雨、14度、78%
私が生まれる前からこの家にあった食器棚、中にはガラスのグラスが入っていました。下の扉の中には漆器などが箱に入って収められていました。滅多に使わない物を仕舞ってあった食器棚です。物心ついた時から家の中の物で一番好きだったこの食器棚、私が使い始めて5年が経ちました。
掃除はしない、物が壊れてもそのままだった母がこの家で過ごしていた頃には、左の扉のガラスはなく、中のグラスの壊れたまま入っていました。掃除をしないので埃が積もっていました。上下の扉を開けるのも一苦労、蝶番も錆びていました。ガラスを入れて、下の扉の中に棚を作り、拭いて拭いて、蝶番に潤滑油を指して手入れをしました。拭いても拭いても雑巾が黒くなります。潤滑油を指してもギーギーと扉は音を立てました。

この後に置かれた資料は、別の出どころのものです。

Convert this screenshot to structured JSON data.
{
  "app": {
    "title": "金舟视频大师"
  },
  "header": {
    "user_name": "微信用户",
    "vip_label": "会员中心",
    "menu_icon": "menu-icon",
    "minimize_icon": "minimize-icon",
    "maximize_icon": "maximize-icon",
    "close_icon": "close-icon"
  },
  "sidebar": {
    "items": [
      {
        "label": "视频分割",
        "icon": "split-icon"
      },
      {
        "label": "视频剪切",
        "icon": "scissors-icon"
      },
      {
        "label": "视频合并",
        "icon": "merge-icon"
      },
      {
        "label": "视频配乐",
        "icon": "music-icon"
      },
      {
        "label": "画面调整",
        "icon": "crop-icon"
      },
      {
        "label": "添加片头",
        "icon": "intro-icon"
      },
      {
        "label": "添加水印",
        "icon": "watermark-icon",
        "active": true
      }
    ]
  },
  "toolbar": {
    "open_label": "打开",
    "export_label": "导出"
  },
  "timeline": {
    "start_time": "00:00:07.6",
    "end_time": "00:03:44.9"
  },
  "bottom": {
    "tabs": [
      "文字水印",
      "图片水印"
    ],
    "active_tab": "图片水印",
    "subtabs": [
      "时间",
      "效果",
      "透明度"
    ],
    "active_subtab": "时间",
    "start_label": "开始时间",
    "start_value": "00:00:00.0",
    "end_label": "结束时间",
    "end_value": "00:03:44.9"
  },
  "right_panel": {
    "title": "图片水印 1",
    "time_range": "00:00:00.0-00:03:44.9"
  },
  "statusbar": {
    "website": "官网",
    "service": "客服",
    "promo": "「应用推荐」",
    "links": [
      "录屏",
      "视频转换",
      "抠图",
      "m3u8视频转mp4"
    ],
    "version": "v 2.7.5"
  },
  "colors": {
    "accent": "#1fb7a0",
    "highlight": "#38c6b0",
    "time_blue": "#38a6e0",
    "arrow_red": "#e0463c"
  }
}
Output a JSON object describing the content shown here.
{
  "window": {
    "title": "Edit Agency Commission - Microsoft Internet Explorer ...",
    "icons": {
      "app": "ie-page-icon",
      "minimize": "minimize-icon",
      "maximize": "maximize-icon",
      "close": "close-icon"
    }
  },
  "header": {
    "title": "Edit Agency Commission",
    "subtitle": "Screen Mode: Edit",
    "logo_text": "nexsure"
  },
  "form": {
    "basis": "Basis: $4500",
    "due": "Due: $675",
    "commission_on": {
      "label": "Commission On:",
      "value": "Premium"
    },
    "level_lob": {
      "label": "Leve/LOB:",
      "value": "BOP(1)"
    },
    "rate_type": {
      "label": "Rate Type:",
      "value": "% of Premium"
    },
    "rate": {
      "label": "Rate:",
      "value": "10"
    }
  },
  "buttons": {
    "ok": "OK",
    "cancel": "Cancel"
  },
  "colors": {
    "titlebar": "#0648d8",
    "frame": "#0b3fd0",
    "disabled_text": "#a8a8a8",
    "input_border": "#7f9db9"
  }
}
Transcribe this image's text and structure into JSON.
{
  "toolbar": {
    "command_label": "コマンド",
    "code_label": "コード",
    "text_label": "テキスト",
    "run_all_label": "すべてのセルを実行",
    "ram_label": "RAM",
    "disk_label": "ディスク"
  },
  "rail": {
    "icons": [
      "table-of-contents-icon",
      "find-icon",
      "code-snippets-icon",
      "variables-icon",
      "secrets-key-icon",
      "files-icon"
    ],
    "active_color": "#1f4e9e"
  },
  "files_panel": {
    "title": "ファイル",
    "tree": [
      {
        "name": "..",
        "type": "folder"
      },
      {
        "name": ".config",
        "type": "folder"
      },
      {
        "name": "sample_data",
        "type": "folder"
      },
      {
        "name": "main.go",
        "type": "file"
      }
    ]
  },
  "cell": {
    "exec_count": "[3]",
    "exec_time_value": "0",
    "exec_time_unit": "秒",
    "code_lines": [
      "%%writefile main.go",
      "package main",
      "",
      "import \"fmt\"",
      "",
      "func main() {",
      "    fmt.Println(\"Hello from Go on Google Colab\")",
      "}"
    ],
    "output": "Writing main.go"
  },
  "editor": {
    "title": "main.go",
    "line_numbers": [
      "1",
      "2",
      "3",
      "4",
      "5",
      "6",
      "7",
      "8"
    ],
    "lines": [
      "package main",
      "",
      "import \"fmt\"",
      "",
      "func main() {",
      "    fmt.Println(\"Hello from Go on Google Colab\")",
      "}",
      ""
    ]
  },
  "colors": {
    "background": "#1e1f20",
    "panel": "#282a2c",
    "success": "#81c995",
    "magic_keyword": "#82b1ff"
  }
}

私は普段使いの食器を入れています。毎日上下の扉を開け閉めします。数日前ハッと気付きました。音がなくスムーズに扉が開きます。そういえば最近雑巾も汚れなくなりました。気付くと嬉しくて幾度も扉を開け閉めしました。滑らかに扉が開きます。手入れをした甲斐がありました。
隣には私が結婚以来使っている食器棚があります。 40数年、箸の出し入れ、茶器の出し入れ触れない日はありません。引き出しのノブは色が薄くなりました。台所にいればこの2つの食器棚が目に入ります。毎日目にしているのに、改めてゆっくりと眺めました。